Are you a sourdough STARter

It requires a commitment, but with a little time and understanding, you’ll be
creating delicious sourdough loaves like a pro.

Life is full of unanswered questions. Which came first, the chicken or the egg? If Apple made a car, would it have Windows? And perhaps the most perplexing of all, why do I long to nurture a sourdough starter?

Managing sourdough starter takes more care and planning than taking care of a newborn. It has to be fed, stirred, burped (just kidding), used or given away. You’ve got to commit to baking bread at least weekly. You’ve got to use the starter regularly or give away a portion, and sooner or later you’re gonna run out of friends.

If you’re lucky enough to receive an heirloom sourdough starter you’ve got even more responsibility. It’s entirely possible that starter is decades old, having been nurtured and fed by ancestors who hacked their lives out of the wilderness and whose very survival was dependent on that scrap of sour sludge that you’ve now got tucked away in the back corner of your refrigerator. Don’t be the ONE who kills it.

Still, even with the responsibility and obligation attached to this sour albatross, I long for a crock of sourdough starter to care for. I want to bake the crusty loaves, flip the pancakes and bake sourdough biscuits. I yearn for the bubbly sludge to grow and flourish and perhaps overflow with wild yeasty vigor onto my countertop. Never one to settle for the easy road, I decided to make my own sourdough starter.

Sourdough Starter Yield:

4 cups

Ingredients: All-purpose flour



Making starter takes about 5 days. Each day you will feed the starter with equal amounts of flour and water. As the wild yeast grows stronger, the starter will become more frothy and sour-smelling. On average, this takes 5 days, but it can take longer. As long as you see bubbles and signs of yeast activity, continue feeding it regularly.


Day 1: Make the initial starter

4 ounces of all-purpose flour

4 ounces of water

Weigh the flour and water, combine them in a glass or plastic container (not metal) and stir vigorously until combined into a smooth batter. Loosely cover the container with plastic wrap or a kitchen towel and secure with a rubber band. Place the container in a safe place with a constant temperature of around 70-75°F and let it sit for 24 hours.

Day 2-5: Feeding and care

4 ounces of all-purpose flour

4 ounces of water

Give the starter a good look. Hopefully you’ll see a few bubbles here and there. That means the wild yeast has found sanctuary in your container and is beginning to set up housekeeping. If you don’t see bubbles yet, never fear. Rome wasn’t built in a day. Weigh the flour and water; combine them in the container; stir vigorously and cover and return the starter to its resting place. By day 5, the starter should be doubling in size every 24 hours. It should be very bubbly, even frothy. It should smell quite sour and pungent. If everything is looking and smelling correct, pat yourself on the back Dr. Frankenstein. It’s alive!

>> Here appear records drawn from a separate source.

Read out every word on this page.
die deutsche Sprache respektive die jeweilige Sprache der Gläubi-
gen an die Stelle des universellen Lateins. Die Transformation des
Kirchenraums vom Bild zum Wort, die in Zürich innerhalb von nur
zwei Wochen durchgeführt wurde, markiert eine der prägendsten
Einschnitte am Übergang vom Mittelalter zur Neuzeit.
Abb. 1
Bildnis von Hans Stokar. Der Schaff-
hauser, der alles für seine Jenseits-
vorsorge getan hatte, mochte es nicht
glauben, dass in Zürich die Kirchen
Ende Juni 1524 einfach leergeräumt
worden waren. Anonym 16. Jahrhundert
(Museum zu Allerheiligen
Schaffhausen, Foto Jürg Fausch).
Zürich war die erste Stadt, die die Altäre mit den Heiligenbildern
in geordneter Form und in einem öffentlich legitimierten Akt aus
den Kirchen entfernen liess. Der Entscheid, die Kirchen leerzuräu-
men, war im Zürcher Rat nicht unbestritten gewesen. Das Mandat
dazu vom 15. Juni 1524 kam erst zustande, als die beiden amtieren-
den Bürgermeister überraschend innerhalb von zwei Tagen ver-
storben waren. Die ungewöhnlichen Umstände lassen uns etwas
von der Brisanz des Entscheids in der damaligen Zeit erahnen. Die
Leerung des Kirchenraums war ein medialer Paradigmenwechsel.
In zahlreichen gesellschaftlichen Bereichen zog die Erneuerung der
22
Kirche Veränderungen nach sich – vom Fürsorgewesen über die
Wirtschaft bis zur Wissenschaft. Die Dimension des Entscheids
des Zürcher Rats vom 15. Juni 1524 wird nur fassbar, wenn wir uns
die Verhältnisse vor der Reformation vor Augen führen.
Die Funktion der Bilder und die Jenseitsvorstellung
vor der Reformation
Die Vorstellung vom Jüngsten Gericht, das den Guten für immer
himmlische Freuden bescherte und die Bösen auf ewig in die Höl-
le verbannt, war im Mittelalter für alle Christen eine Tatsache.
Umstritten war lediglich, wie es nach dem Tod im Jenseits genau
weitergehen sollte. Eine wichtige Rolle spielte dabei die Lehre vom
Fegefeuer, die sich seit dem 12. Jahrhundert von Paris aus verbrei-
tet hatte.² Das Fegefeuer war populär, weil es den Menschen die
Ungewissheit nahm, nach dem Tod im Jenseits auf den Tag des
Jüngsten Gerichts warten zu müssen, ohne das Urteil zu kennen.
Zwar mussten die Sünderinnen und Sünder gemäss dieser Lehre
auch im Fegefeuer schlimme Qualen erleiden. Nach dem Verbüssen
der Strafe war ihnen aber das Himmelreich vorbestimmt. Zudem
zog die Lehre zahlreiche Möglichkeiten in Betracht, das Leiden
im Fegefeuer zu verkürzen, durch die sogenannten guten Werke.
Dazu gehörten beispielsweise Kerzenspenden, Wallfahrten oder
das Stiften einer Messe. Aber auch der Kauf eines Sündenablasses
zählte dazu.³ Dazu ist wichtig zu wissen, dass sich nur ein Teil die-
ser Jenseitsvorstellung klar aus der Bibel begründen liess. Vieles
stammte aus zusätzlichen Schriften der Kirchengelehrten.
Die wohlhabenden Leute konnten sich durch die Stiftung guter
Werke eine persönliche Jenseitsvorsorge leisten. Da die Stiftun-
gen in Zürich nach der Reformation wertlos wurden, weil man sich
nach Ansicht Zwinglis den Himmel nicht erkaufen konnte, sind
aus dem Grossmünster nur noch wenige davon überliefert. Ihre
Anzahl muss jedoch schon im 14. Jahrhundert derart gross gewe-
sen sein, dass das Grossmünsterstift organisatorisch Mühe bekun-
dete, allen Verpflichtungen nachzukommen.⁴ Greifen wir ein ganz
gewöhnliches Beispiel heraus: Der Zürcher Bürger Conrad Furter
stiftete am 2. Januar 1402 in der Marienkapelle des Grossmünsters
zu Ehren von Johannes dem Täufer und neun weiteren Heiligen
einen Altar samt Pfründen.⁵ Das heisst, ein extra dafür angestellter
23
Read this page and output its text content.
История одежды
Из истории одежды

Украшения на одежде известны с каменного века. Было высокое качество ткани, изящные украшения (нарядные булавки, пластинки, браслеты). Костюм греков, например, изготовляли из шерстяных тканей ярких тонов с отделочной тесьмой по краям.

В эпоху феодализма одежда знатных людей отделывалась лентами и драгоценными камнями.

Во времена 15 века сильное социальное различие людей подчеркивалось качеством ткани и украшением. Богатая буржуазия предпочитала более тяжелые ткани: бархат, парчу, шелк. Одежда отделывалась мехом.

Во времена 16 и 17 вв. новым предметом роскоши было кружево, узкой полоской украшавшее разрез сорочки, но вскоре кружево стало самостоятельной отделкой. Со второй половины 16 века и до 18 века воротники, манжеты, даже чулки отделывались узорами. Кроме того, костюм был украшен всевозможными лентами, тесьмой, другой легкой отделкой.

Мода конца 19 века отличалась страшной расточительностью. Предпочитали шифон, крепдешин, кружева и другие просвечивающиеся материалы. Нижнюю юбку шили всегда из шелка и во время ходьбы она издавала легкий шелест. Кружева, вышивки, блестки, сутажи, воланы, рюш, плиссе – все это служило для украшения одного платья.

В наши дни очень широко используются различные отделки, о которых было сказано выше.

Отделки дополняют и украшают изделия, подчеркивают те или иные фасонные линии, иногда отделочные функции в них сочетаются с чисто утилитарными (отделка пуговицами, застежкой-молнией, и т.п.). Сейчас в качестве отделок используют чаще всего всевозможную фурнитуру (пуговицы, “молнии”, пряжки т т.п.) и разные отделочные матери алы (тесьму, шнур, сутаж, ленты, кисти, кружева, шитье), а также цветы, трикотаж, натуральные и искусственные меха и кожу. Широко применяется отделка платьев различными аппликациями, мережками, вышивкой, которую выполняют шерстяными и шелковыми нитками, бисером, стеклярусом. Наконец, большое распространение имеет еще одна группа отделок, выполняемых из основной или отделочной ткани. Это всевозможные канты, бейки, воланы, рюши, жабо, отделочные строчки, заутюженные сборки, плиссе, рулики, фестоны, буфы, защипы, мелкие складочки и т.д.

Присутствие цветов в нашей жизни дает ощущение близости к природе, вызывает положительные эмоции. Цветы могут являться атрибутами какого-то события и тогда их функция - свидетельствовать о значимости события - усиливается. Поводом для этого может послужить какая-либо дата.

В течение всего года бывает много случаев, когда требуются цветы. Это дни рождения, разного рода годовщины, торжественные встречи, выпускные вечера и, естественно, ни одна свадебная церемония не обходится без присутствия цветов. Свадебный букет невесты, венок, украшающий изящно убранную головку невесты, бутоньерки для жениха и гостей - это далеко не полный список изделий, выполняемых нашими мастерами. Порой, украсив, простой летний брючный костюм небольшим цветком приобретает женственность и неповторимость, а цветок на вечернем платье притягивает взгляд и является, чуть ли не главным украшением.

Once the starter has reached this point, it is no longer necessary to feed it daily. To maintain the starter use, (or discard) about half of the starter and then feed it with new flour and water (4 ounces of each) and stir vigorously. If you’re planning on making bread within the next 2 days, leave the starter out on the counter and continue discarding half and feeding it daily. If it will be more than 2 days before you plan to bake, then cover it tightly, and store it in the fridge. Remember to take it out and discard/feed once a week. If your starter has not begun to grow within 7 days, then add a pinch of yeast the next time you feed it. If this doesn’t do the trick, discard the starter and began again.

Basic Sourdough Bread


1 cup active sourdough culture

1 cup water

1 teaspoon of salt

3 ½ cups unbleached all-purpose flour

Dough proof: Pour the culture into a mixing bowl. Stir the water and salt into the culture with a mixing spoon. Add the flour, a cup at a time until the dough is too stiff to mix by hand. Turn out onto a floured surface and knead in the remaining flour until the dough is smooth and satiny.

Proof the dough overnight (8 to 12 hours) at room temperature, about 70°F, in a large bowl covered by plastic wrap. During this time, the dough should double in size. After the proof, use a spatula to gently ease the dough out onto a floured board.

Allow the dough to rest for 30 minutes. If flattening occurs during this time, knead in additional flour before shaping.

After the 30-minute rest, shape the dough. Flatten it slightly, then lift a portion from the periphery and pull it towards the center. Continue this around the dough mass to form a rough ball, then pat and pull into the shape you desire.

Loaf proof: Place the shaped loaf in a bread pan, or for French loaves, on a baking sheet. Cover and proof at room temperature for 2 to 4 hours until it has doubled in bulk or reached nearly the top of the bread pan.

Baking: Just before putting the loaf in the oven, slash the surface of the dough several times with a razor blade. Place the pan with its shaped, proofed loaf in a cool oven, then turn the temperature to 375°F and bake for 70 minutes. For a firm, chewy crust, place a pan of boiling water below the loaf. When the loaf is baked, remove it from the pan and let cool on a wire rack for at least 15 to 20 minutes before slicing.